Di bawah bimbingan para ulama hebat di masa itu, keilmuan Ibnu Hajar semakin matang dan semakin luas bahkan mampu memberikan pengaruh besar dalam perkembangan Islam. Ia mulai diperhatikan dan sangat disegani oleh para ulama, dan saat itu pula semua pendapatnya menjadi rujukan dalam mazhab Syafi’iyah khususnya.


Setelah Ibnu Hajar mengembara sebagai seorang pelajar untuk mendapatkan ilmu, tiba saatnya ia menjadi seorang pengajar yang dicari oleh banyak orang untuk mengambil ilmu dan manfaat darinya. Saat itu ia menjadi salah satu ulama yang keilmuannya sangat luas, gelarnya dalam studi keilmuan sangat banyak, di antaranya: al-muhaddits (ahli hadits) al-faqih (ahli fiqih) al-mufassir (ahli tafsir) amirul mu’minin (pemimpin orang beriman).


Ulama Produktif

Imam Ibnu Hajar selain dikenal sebagai ulama yang sangat luas ilmunya, ia juga dikenal sebagai ulama yang sangat produktif.
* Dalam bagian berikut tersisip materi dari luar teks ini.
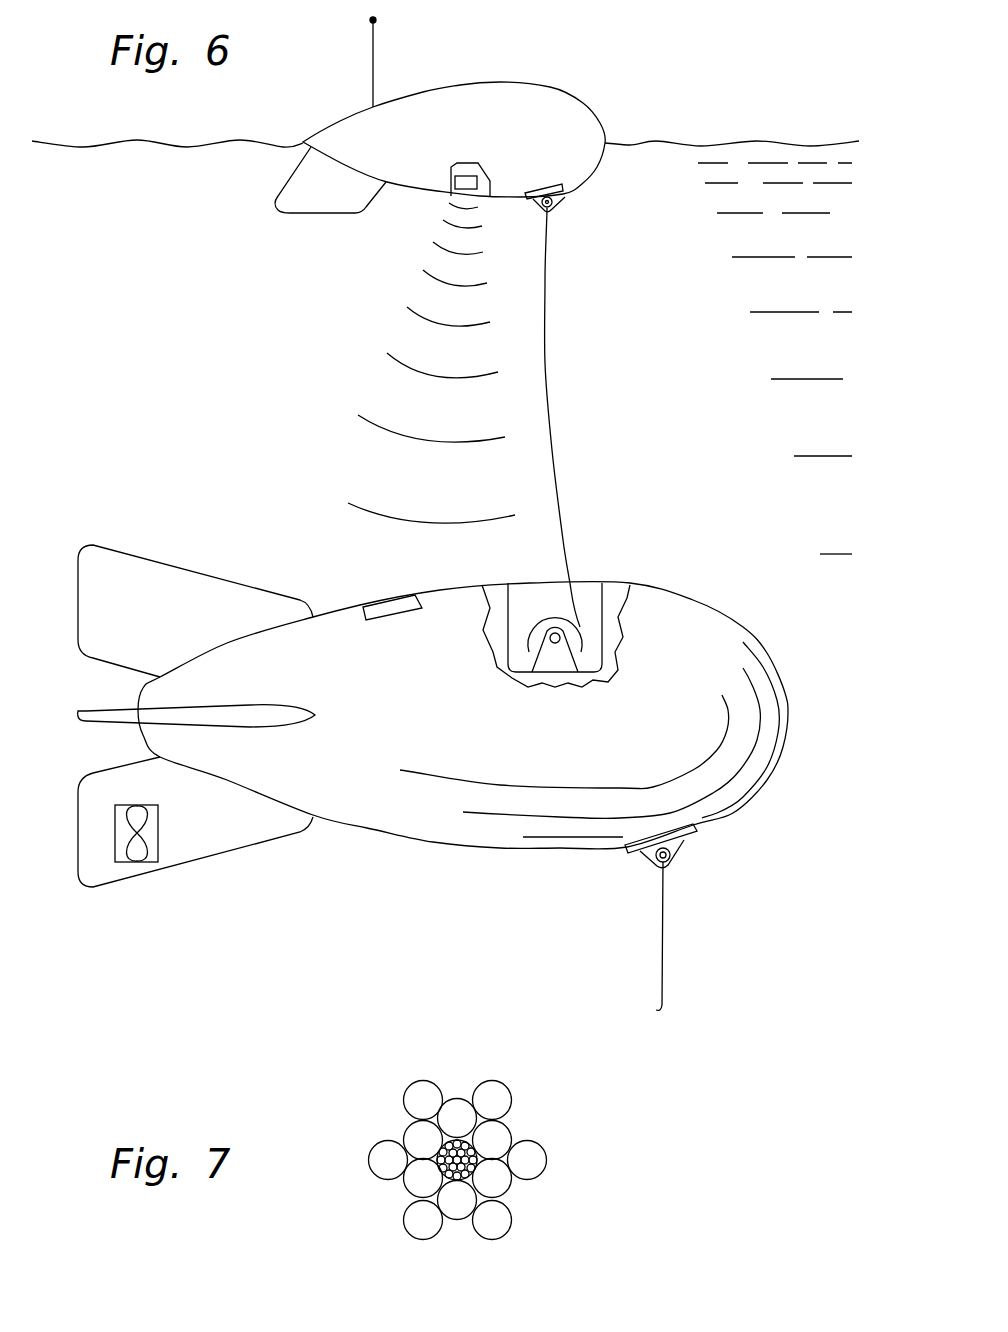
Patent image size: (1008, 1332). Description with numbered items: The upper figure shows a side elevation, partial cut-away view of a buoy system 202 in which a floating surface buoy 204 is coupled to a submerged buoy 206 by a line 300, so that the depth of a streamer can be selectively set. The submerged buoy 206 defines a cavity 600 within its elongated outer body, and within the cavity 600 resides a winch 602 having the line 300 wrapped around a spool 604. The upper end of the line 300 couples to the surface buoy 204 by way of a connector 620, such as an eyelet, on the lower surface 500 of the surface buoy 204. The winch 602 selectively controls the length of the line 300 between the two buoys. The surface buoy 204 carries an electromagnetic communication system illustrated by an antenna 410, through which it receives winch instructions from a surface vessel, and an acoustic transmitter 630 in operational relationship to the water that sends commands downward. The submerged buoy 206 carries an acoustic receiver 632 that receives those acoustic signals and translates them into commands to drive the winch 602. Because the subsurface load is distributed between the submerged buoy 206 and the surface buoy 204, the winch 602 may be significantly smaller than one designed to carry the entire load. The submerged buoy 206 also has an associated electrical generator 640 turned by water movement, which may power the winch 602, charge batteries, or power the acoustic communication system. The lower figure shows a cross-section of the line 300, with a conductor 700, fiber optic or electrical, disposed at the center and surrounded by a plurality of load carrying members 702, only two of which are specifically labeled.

In FIG. 6, the buoy system 202 is at (475, 265).
In FIG. 6, the surface buoy 204 is at (573, 107).
In FIG. 6, the submerged buoy 206 is at (433, 767).
In FIG. 6, the line 300 is at (547, 363).
In FIG. 7, the line 300 is at (475, 1146).
In FIG. 6, the antenna 410 is at (370, 20).
In FIG. 6, the lower surface 500 is at (607, 417).
In FIG. 6, the cavity 600 is at (551, 606).
In FIG. 6, the winch 602 is at (533, 608).
In FIG. 6, the spool 604 is at (553, 618).
In FIG. 6, the connector 620 is at (566, 200).
In FIG. 6, the acoustic transmitter 630 is at (467, 165).
In FIG. 6, the acoustic receiver 632 is at (388, 597).
In FIG. 6, the electrical generator 640 is at (143, 838).
In FIG. 7, the conductor 700 is at (462, 1163).
In FIG. 7, the load carrying members 702 is at (418, 1083).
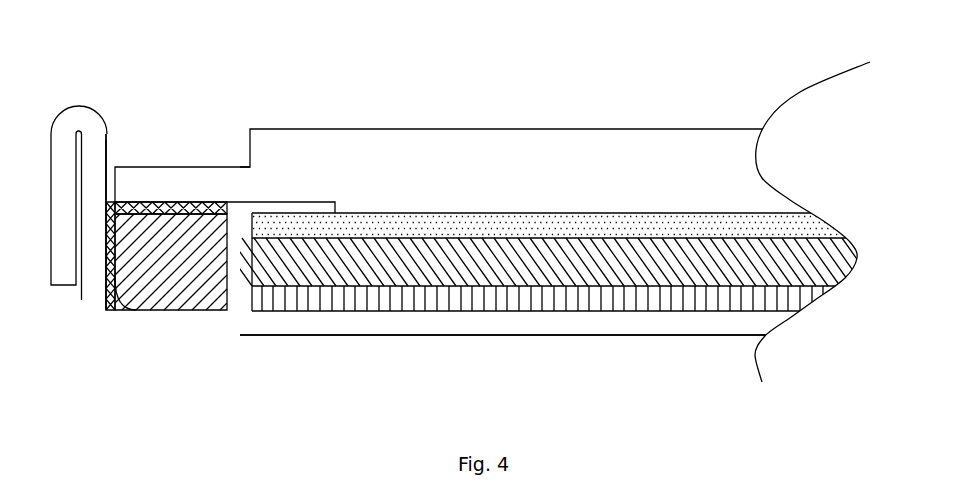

Tepat pada tahun 796 hijriah bertepatan pada usia 23 tahun, ia mulai menulis kitab.


Dalam muqaddimah kitab Taqribut Tahdzib disebutkan bahwa kitabnya lebih dari ratusan, di antaranya: al-Isabah fi Tamyizis Sahabah, Fathul Bari, Lisanul Mizan, Tahdzibut Tahdzib, Ta’jilul Manfa’ah, al-Ihtifal bi Bayani Ahwalir Rijal, ad-Durarul Kaminah, Nuzhatul Albab, Ta’rifu Ahlit Taqdis, dan beberapa kitab lainnya.


Demikian biografi singkat Imam Ibnu Hajar al-Asqalani. Dengan mengetahui sejarah inteletualitasnya, semoga kita semakin semangat untuk selalu belajar, sebagaimana Ibnu Hajar, Amin.


Ustadz Sunnatullah, Pengajar di Pondok Pesantren Al-Hikmah Darussalam Durjan Kokop Bangkalan Jawa Timur.